Opinião: João de Jesus Nunes | A revolução do sono
Por Jornal Fórum
Publicado em 25/06/2025 09:00
Opinião

Acabei de ler este livro, da grega Arianna Huffington, que explica por que razão estamos tão cansadose como isso pode mudar.  

Eu e a minha mulher somos pessoas que sempre dormimos pouco. Dormir sete horas consecutivas é, para nós, de difícil concretização. Nem mesmo a medicação destinada a esse fim, muitas vezes, produz os efeitos desejados.  

Vivemos cansados, estamos habituados ao cansaço e achamos que ele é o preço a pagar para alcançarmos o sucesso e atingirmos os nossos objetivos pessoais e profissionais. Estamos, de facto, numa crise de privação de sono, que tem impacto profundo na nossa qualidade de vida. 
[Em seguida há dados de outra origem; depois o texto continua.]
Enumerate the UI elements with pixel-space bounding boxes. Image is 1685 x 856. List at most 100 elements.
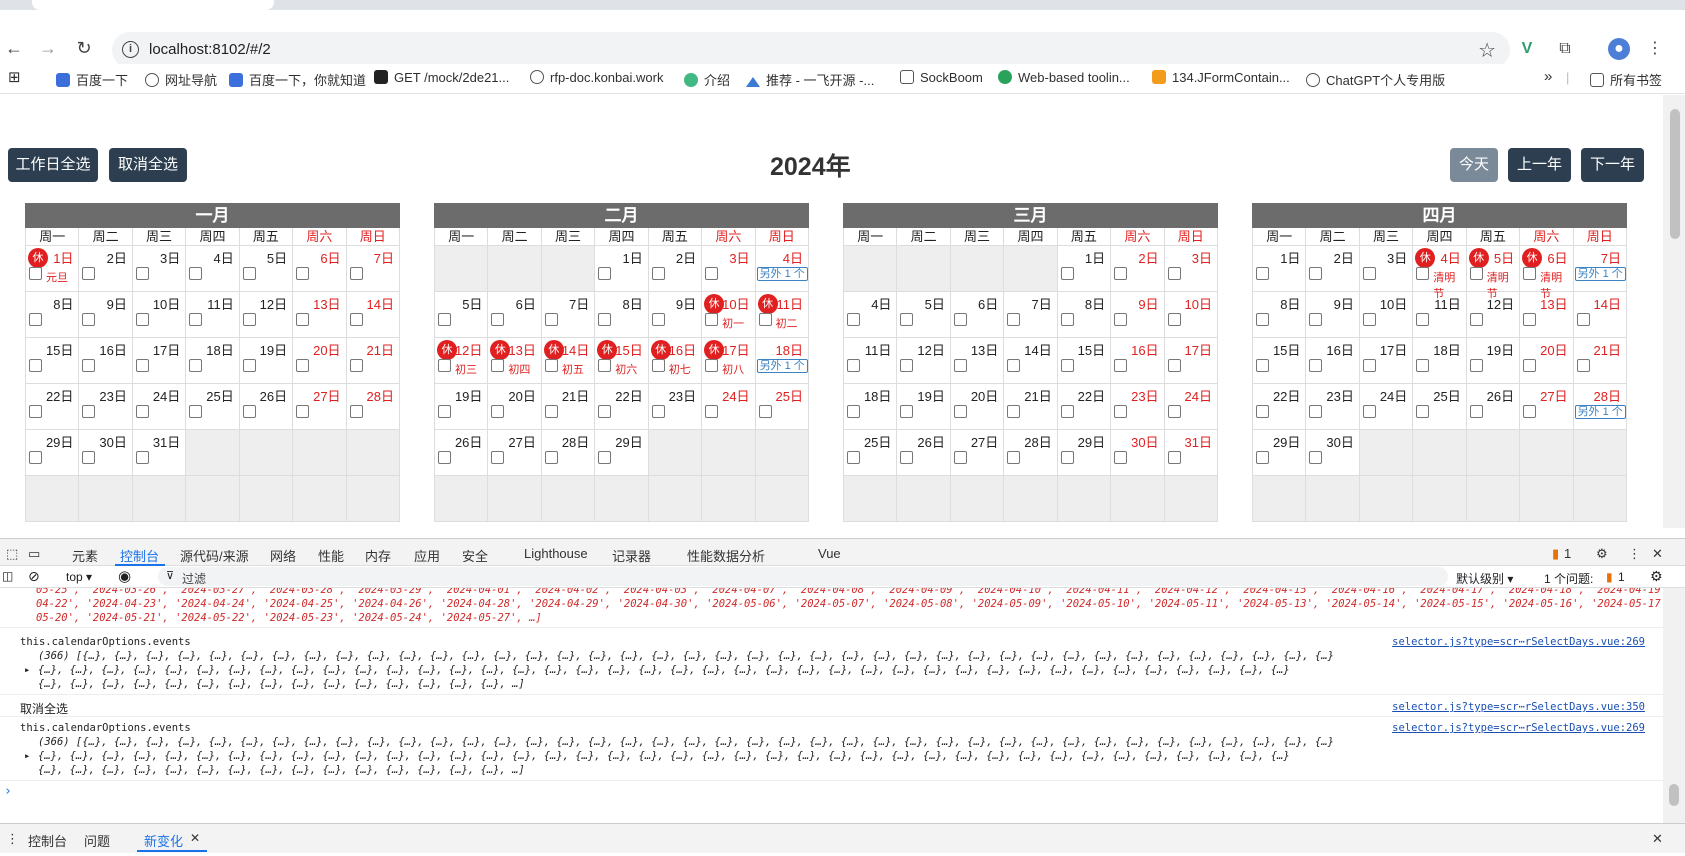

O sono é um elemento-chave do nosso bem-estar e interage profundamente com todas as outras dimensões da saúde. A principal mensagem deste livro é clara: assim que se começa a dormir sete ou oito horas por noite, torna-se mais fácil meditar, fazer exercício físico, tomar decisões mais inteligentes e estabelecer conexões mais profundas connosco próprios e com os outros. 

Ao mesmo tempo que a ciência do sono avança, sentimos uma necessidade urgente de redescobrir o seu mistério. Cada noite pode ser um lembrete de que somos mais do que a soma dos nossos sucessos e fracassos.  

Estamos realmente a viver uma crise do sono. Mais de 40% dos norte-americanos dormem menos do que o mínimo recomendado de sete horas por noite – e as estatísticas no resto do mundo são semelhantes ou até piores. 

Na história do sono, só agora estamos a começar a sair de uma fase que teve início com a Revolução Industrial, altura em que o sono passou a ser visto apenas como um obstáculo ao trabalho. O século XX viu o movimento operário lutar contra essa invasão da vida pessoal, e mais tarde, com o surgimento da nova ciência do sono, começámos a compreender que ele está profundamente ligado a todos os aspetos do trabalho na nossa vida pessoal. E mais tarde, com o nascimento da nova ciência do sono, começámos a descobrir que este está, na realidade, profundamente ligado a todos os aspetos da saúde física e mental. A falta de sono está associada a um maior risco de diabetes, obesidade e da doença de Alzheimer. Devemos, pois, estar atentos a perturbações do sono, como a apneia, a insónia e aà curiosa “síndrome da cabeça explosiva” – sim, é mesmo esse o nome científico.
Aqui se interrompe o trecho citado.